Prye sighed. “All right, there is no butterfly called the aesophagus major. I want to talk to you about Miss Alfonse, but not through a window. Shall I come in or will you come out?”

“I’ll come out,” Jakes said. “I have to see Professor Frost now, I suppose.”

He came out of the house and joined Prye and they began to walk slowly down the lane.

“Alfonse’s gag about not revealing the name of the man who was with her is tottering with palsy,” Prye said. “I hope you didn’t put your faith in it.”

“Naturally I didn’t,” Jakes said uncomfortably. “But I can’t understand why everyone has to lie when everyone can’t be guilty.”

“Everyone isn’t guilty of the murder,” Prye said, grinning, “but we're all guilty of something, if of nothing more than driving through a red light in Hoboken ten years ago. Fear of the law and policemen is universal. Probably it’s a throwback to childhood when we were told that the policeman would get us if we didn’t wash behind our ears. The new generation of mothers is wiser. They say, ‘Don’t ask anyone but a policeman, Junior!’ thus lining Junior up on the side of law and order.”

“Are you kidding?” Jakes demanded.

“No. I’m just explaining that fear is the most potent reason for lying. Sometimes, however, the fear of policemen has a very real basis. In Alfonse’s case it has.”

He paused, and Jakes said: “Well, what did she do? Kill off a patient?”

“Precisely,” Prye said.

“Murder!” Jakes shouted. “I’m going right back there and—”

“No, that would be foolish. It wasn’t the ordinary kind of murder at all. It was crazy, so crazy that two psychiatrists decided that she was crazy. I testified that she was sane, but I was outnumbered and she was sent to an institution. That was eight years ago.”

“What about the murder?”

“Well, she was employed as nursemaid in the house of a wealthy widower in Chicago. His wife had died in childbirth. When the baby was a few months old Miss Alfonse — she called herself Marion Allen then — went out one day for some amusement. She and the baby took a ride on a roller coaster. Miss Allen enjoyed the ride but the baby was taken off dead.”
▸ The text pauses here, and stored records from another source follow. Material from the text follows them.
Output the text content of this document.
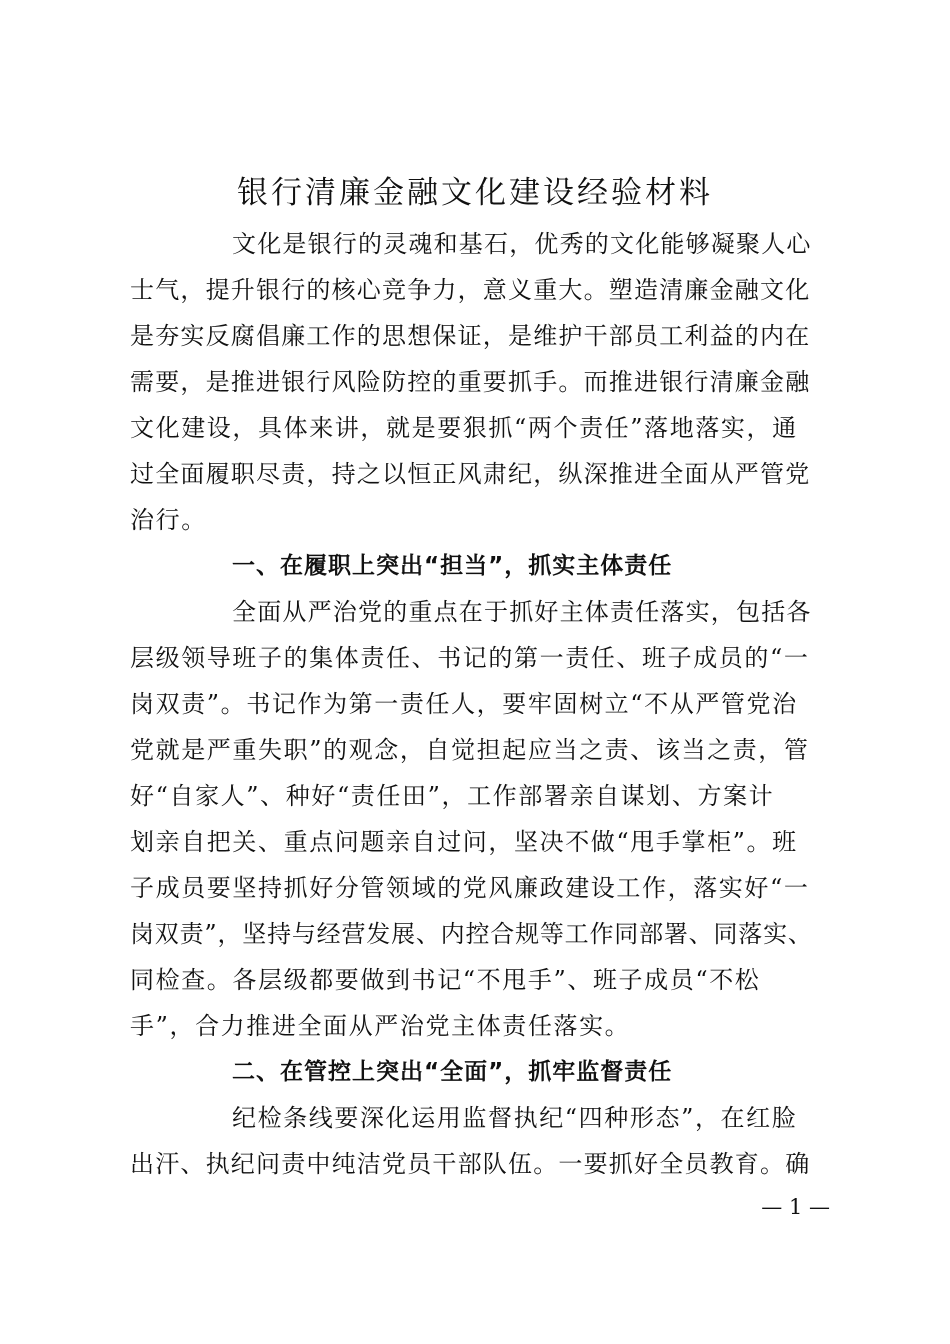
银行清廉金融文化建设经验材料
文化是银行的灵魂和基石，优秀的文化能够凝聚人心
士气，提升银行的核心竞争力，意义重大。塑造清廉金融文化
是夯实反腐倡廉工作的思想保证，是维护干部员工利益的内在
需要，是推进银行风险防控的重要抓手。而推进银行清廉金融
文化建设，具体来讲，就是要狠抓“两个责任”落地落实，通
过全面履职尽责，持之以恒正风肃纪，纵深推进全面从严管党
治行。
一、在履职上突出“担当”，抓实主体责任
全面从严治党的重点在于抓好主体责任落实，包括各
层级领导班子的集体责任、书记的第一责任、班子成员的“一
岗双责”。书记作为第一责任人，要牢固树立“不从严管党治
党就是严重失职”的观念，自觉担起应当之责、该当之责，管
好“自家人”、种好“责任田”，工作部署亲自谋划、方案计
划亲自把关、重点问题亲自过问，坚决不做“甩手掌柜”。班
子成员要坚持抓好分管领域的党风廉政建设工作，落实好“一
岗双责”，坚持与经营发展、内控合规等工作同部署、同落实、
同检查。各层级都要做到书记“不甩手”、班子成员“不松
手”，合力推进全面从严治党主体责任落实。
二、在管控上突出“全面”，抓牢监督责任
纪检条线要深化运用监督执纪“四种形态”，在红脸
出汗、执纪问责中纯洁党员干部队伍。一要抓好全员教育。确
— 1 —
“Good God! She didn’t do it on purpose?”

“At the time everyone thought not. But the various little incidents from her past began to crop up. Among them were three marriages with no intervening divorces. A charge of criminal negligence was laid. Then a housemaid came forward and testified that Miss Allen had hinted several times that if it weren’t for the baby she could have the widower down on his knees. Even though the State’s case was a slim one, the charge was changed to second-degree murder. The upshot was that Miss Allen was found to be insane and sent to a mental institution.”

“The other psychiatrists were wrong and you were right?” Jakes asked.

“Of course,” Prye said modestly.

“I’ve been hearing funny things about this Joan Frost. Was she crazy?”

“She wasn’t normal,” Prye said cautiously. “She seemed to believe that she was of Olympian stature and that someone was persecuting her.”

“Who was?”

“Her father.”

“That’s silly. What object would a fine old gentleman like Professor—”

“Not so loud. Sound carries up here and windows are open. Now I want you to look slowly behind you, Jakes, up at the second window on the left on the second floor of Miss Bonner’s house. What do you see?”

“Nothing much,” Jakes said. “Just the glare of the sun on the window. No, it can’t be that! That window’s open. It’s Emily’s room.”

“I can’t imagine Emily playing with mirrors,” Prye said, “but I like the idea of field glasses, don’t you?”

“Do you really think she’s got a pair of field glasses up there?”

“Certainly. I saw them. She keeps them tucked in her bosom.” Prye blushed. “I don’t want you to think I make a practice of that sort of thing. I couldn’t help noticing that she was a funny shape. I mean—”

“Don’t apologize,” Jakes said. “We all have our weaknesses.”